Pour la première fois dans un instrument de ce type, les États reconnaissent la gravité du problème et s'engagent à prendre des mesures concrètes pour y remédier, notamment en limitant ou en évitant le recours à des armes explosives dans les zones peuplées, dont on peut s'attendre qu'il cause des dommages aux civils.

Le CICR se félicite de cet engagement et des autres engagements importants figurant dans la déclaration.

Depuis 2011, nous demandons à l'ensemble des États et des parties à un conflit armé de s'abstenir par principe d'employer des armes explosives à large rayon d'impact dans les zones peuplées, compte tenu de la forte probabilité que ces armes entraînent des effets indiscriminés.

C'est pour cette raison que cette déclaration est si importante aux yeux du CICR.

Elle affirme avec force que les belligérants ne peuvent pas continuer à combattre dans les zones peuplées comme ils l'ont fait jusqu'à présent. Ce changement de mentalité et de perspective est crucial, même si nous ne sommes qu'au début d'un long processus.

Nous devons maintenant travailler ensemble pour élargir le soutien à la déclaration et la mettre en œuvre efficacement, en transformant des engagements ambitieux en mesures, en politiques et en bonnes pratiques significatives qui contribueront à atténuer les souffrances humaines pendant et après les conflits armés.

Tous les États ont un rôle à jouer dans cet effort.

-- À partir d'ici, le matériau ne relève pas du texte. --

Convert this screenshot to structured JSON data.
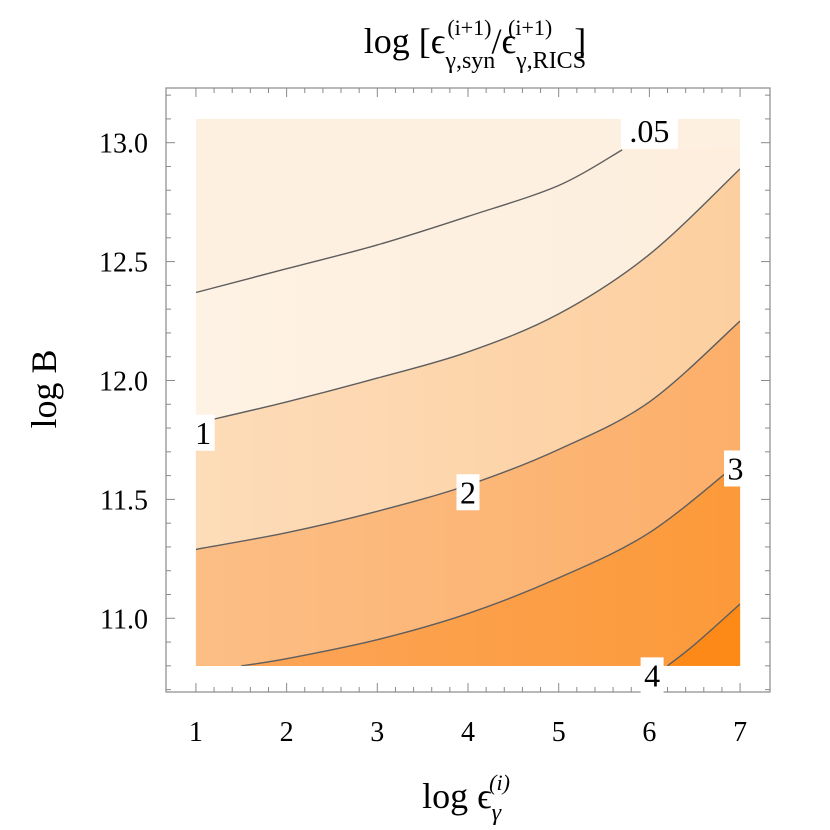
{
  "chart_data": {
    "type": "heatmap",
    "subtype": "filled-contour",
    "title": {
      "prefix": "log [",
      "num": "ϵ",
      "sub1": "γ,syn",
      "slash": "/",
      "den": "ϵ",
      "sub2": "γ,RICS",
      "sup": "(i+1)",
      "suffix": "]"
    },
    "xlabel": {
      "prefix": "log ",
      "base": "ϵ",
      "sub": "γ",
      "sup": "(i)"
    },
    "ylabel": "log B",
    "xlim": [
      0.67,
      7.33
    ],
    "ylim": [
      10.69,
      13.23
    ],
    "data_x_range": [
      1,
      7
    ],
    "data_y_range": [
      10.8,
      13.1
    ],
    "x_ticks": [
      "1",
      "2",
      "3",
      "4",
      "5",
      "6",
      "7"
    ],
    "y_ticks": [
      "11.0",
      "11.5",
      "12.0",
      "12.5",
      "13.0"
    ],
    "x_tick_values": [
      1,
      2,
      3,
      4,
      5,
      6,
      7
    ],
    "y_tick_values": [
      11.0,
      11.5,
      12.0,
      12.5,
      13.0
    ],
    "grid": false,
    "frame": true,
    "contour_fill_colors": [
      "#fef0e1",
      "#fdd3a8",
      "#fcb271",
      "#fc9835",
      "#fd8a17",
      "#fe7f00"
    ],
    "contour_line_color": "#5e5e5e",
    "contours": [
      {
        "label": ".05",
        "level": 0.05,
        "points": [
          [
            1,
            12.37
          ],
          [
            2,
            12.47
          ],
          [
            3,
            12.57
          ],
          [
            4,
            12.69
          ],
          [
            5,
            12.82
          ],
          [
            5.7,
            12.97
          ]
        ]
      },
      {
        "label": "1",
        "level": 1,
        "points": [
          [
            1,
            11.82
          ],
          [
            2,
            11.91
          ],
          [
            3,
            12.01
          ],
          [
            4,
            12.12
          ],
          [
            5,
            12.28
          ],
          [
            6,
            12.53
          ],
          [
            7,
            12.89
          ]
        ]
      },
      {
        "label": "2",
        "level": 2,
        "points": [
          [
            1,
            11.29
          ],
          [
            2,
            11.36
          ],
          [
            3,
            11.45
          ],
          [
            4,
            11.56
          ],
          [
            5,
            11.71
          ],
          [
            6,
            11.91
          ],
          [
            7,
            12.25
          ]
        ]
      },
      {
        "label": "3",
        "level": 3,
        "points": [
          [
            1.5,
            10.8
          ],
          [
            2,
            10.83
          ],
          [
            3,
            10.91
          ],
          [
            4,
            11.02
          ],
          [
            5,
            11.17
          ],
          [
            6,
            11.36
          ],
          [
            7,
            11.66
          ]
        ]
      },
      {
        "label": "4",
        "level": 4,
        "points": [
          [
            6.2,
            10.8
          ],
          [
            6.5,
            10.89
          ],
          [
            7,
            11.06
          ]
        ]
      }
    ],
    "contour_labels": [
      {
        "text": ".05",
        "x": 6.0,
        "y": 13.05
      },
      {
        "text": "1",
        "x": 1.08,
        "y": 11.78
      },
      {
        "text": "2",
        "x": 4.0,
        "y": 11.53
      },
      {
        "text": "3",
        "x": 6.95,
        "y": 11.63
      },
      {
        "text": "4",
        "x": 6.03,
        "y": 10.76
      }
    ]
  }
}
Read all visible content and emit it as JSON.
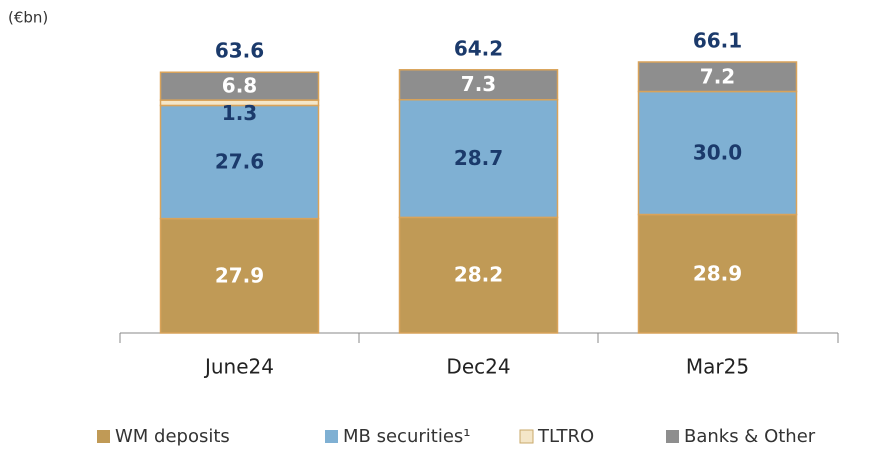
{
  "chart_data": {
    "type": "stacked_bar",
    "unit": "(€bn)",
    "categories": [
      "June24",
      "Dec24",
      "Mar25"
    ],
    "series": [
      {
        "name": "WM deposits",
        "color": "#c09a56",
        "values": [
          27.9,
          28.2,
          28.9
        ]
      },
      {
        "name": "MB securities¹",
        "color": "#7fb0d3",
        "values": [
          27.6,
          28.7,
          30.0
        ],
        "value_labels": [
          "27.6",
          "28.7",
          "30.0"
        ]
      },
      {
        "name": "TLTRO",
        "color": "#f4e6c8",
        "values": [
          1.3,
          null,
          null
        ]
      },
      {
        "name": "Banks & Other",
        "color": "#8e8e8e",
        "values": [
          6.8,
          7.3,
          7.2
        ]
      }
    ],
    "totals": [
      63.6,
      64.2,
      66.1
    ]
  }
}
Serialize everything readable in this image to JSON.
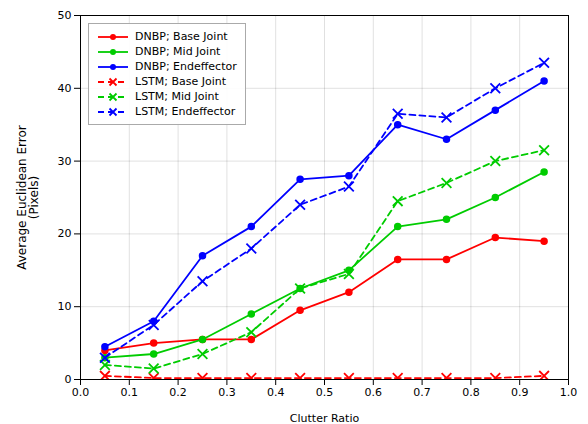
{
  "chart_data": {
    "type": "line",
    "xlabel": "Clutter Ratio",
    "ylabel": "Average Euclidean Error\n(Pixels)",
    "x": [
      0.05,
      0.15,
      0.25,
      0.35,
      0.45,
      0.55,
      0.65,
      0.75,
      0.85,
      0.95
    ],
    "xlim": [
      0.0,
      1.0
    ],
    "ylim": [
      0,
      50
    ],
    "xticks": [
      {
        "value": 0.0,
        "label": "0.0"
      },
      0.1,
      0.2,
      0.3,
      0.4,
      0.5,
      0.6,
      0.7,
      0.8,
      0.9,
      {
        "value": 1.0,
        "label": "1.0"
      }
    ],
    "yticks": [
      0,
      10,
      20,
      30,
      40,
      50
    ],
    "grid": true,
    "legend": "upper left",
    "series": [
      {
        "name": "DNBP; Base Joint",
        "color": "#FF0000",
        "marker": "circle",
        "line_style": "solid",
        "values": [
          4.0,
          5.0,
          5.5,
          5.5,
          9.5,
          12.0,
          16.5,
          16.5,
          19.5,
          19.0
        ]
      },
      {
        "name": "DNBP; Mid Joint",
        "color": "#00CC00",
        "marker": "circle",
        "line_style": "solid",
        "values": [
          3.0,
          3.5,
          5.5,
          9.0,
          12.5,
          15.0,
          21.0,
          22.0,
          25.0,
          28.5
        ]
      },
      {
        "name": "DNBP; Endeffector",
        "color": "#0000FF",
        "marker": "circle",
        "line_style": "solid",
        "values": [
          4.5,
          8.0,
          17.0,
          21.0,
          27.5,
          28.0,
          35.0,
          33.0,
          37.0,
          41.0
        ]
      },
      {
        "name": "LSTM; Base Joint",
        "color": "#FF0000",
        "marker": "x",
        "line_style": "dashed",
        "values": [
          0.5,
          0.2,
          0.2,
          0.2,
          0.2,
          0.2,
          0.2,
          0.2,
          0.2,
          0.5
        ]
      },
      {
        "name": "LSTM; Mid Joint",
        "color": "#00CC00",
        "marker": "x",
        "line_style": "dashed",
        "values": [
          2.0,
          1.5,
          3.5,
          6.5,
          12.5,
          14.5,
          24.5,
          27.0,
          30.0,
          31.5
        ]
      },
      {
        "name": "LSTM; Endeffector",
        "color": "#0000FF",
        "marker": "x",
        "line_style": "dashed",
        "values": [
          3.0,
          7.5,
          13.5,
          18.0,
          24.0,
          26.5,
          36.5,
          36.0,
          40.0,
          43.5
        ]
      }
    ]
  }
}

Nous félicitons les nombreux gouvernements qui ont déjà approuvé le document et encourageons vivement tous les autres à le faire sans délai.

Premièrement, l'urbanisation de la guerre étant un phénomène mondial, ses conséquences le sont aussi. Qu'il s'agisse des personnes déplacées par les conflits armés ou des répercussions de l'interruption des services essentiels sur la sécurité alimentaire, les effets de l'emploi d'armes explosives lourdes dans les zones peuplées transcendent les frontières.

Deuxièmement, la déclaration vise à renforcer le respect du droit international humanitaire, qui est plus que jamais indispensable. Tous les États ont non seulement un intérêt à le faire, mais aussi une obligation juridique.

Troisièmement, la déclaration crée une norme internationale de comportement. Plus le nombre d'États adhérant à la déclaration sera grand, plus cette norme deviendra forte. N'oublions pas que, de nos jours, personne ne se bat seul. Les opérations militaires en partenariat et les autres relations de soutien influencent le cours des conflits armés dans le monde entier.

Dès lors que de plus en plus d'États acceptent de restreindre l'emploi ou de s'abstenir d'utiliser des armes explosives en zones peuplées, les partenaires et ceux qu'ils soutiennent finiront par être tenus à la même norme.

Nous pouvons donc saluer le succès remporté aujourd'hui, sachant que demain, nous devrons redoubler d'efforts pour convertir ces engagements importants en actes. Nous le devons aux innombrables victimes de la guerre urbaine, et à notre humanité commune. J'attends avec impatience le processus de suivi et l'échange de bonnes pratiques entre les États, auxquels participeront les Nations Unies, le CICR et la société civile.

Au CICR, nous sommes prêts à partager notre expertise : cette année, nous avons publié un important rapport présentant des recommandations pratiques détaillées aux autorités politiques et aux forces armées sur les mesures qu'elles peuvent – et doivent – prendre pour limiter l'emploi d'armes explosives lourdes dans les zones peuplées. Nous espérons que ces recommandations contribueront utilement à la mise en œuvre de la déclaration politique.

Les immenses défis humanitaires auxquels nous sommes confrontés aujourd'hui exigent une action collective. Nous continuerons à travailler en étroite collaboration avec les autres composantes du Mouvement international de la Croix-Rouge et du Croissant-Rouge pour prévenir et atténuer les conséquences humanitaires dévastatrices de la guerre urbaine et de l'emploi d'armes explosives lourdes dans les zones peuplées. À cet égard, nous continuons à compter sur votre soutien inestimable.

Tous mes vœux de succès pour cette conférence.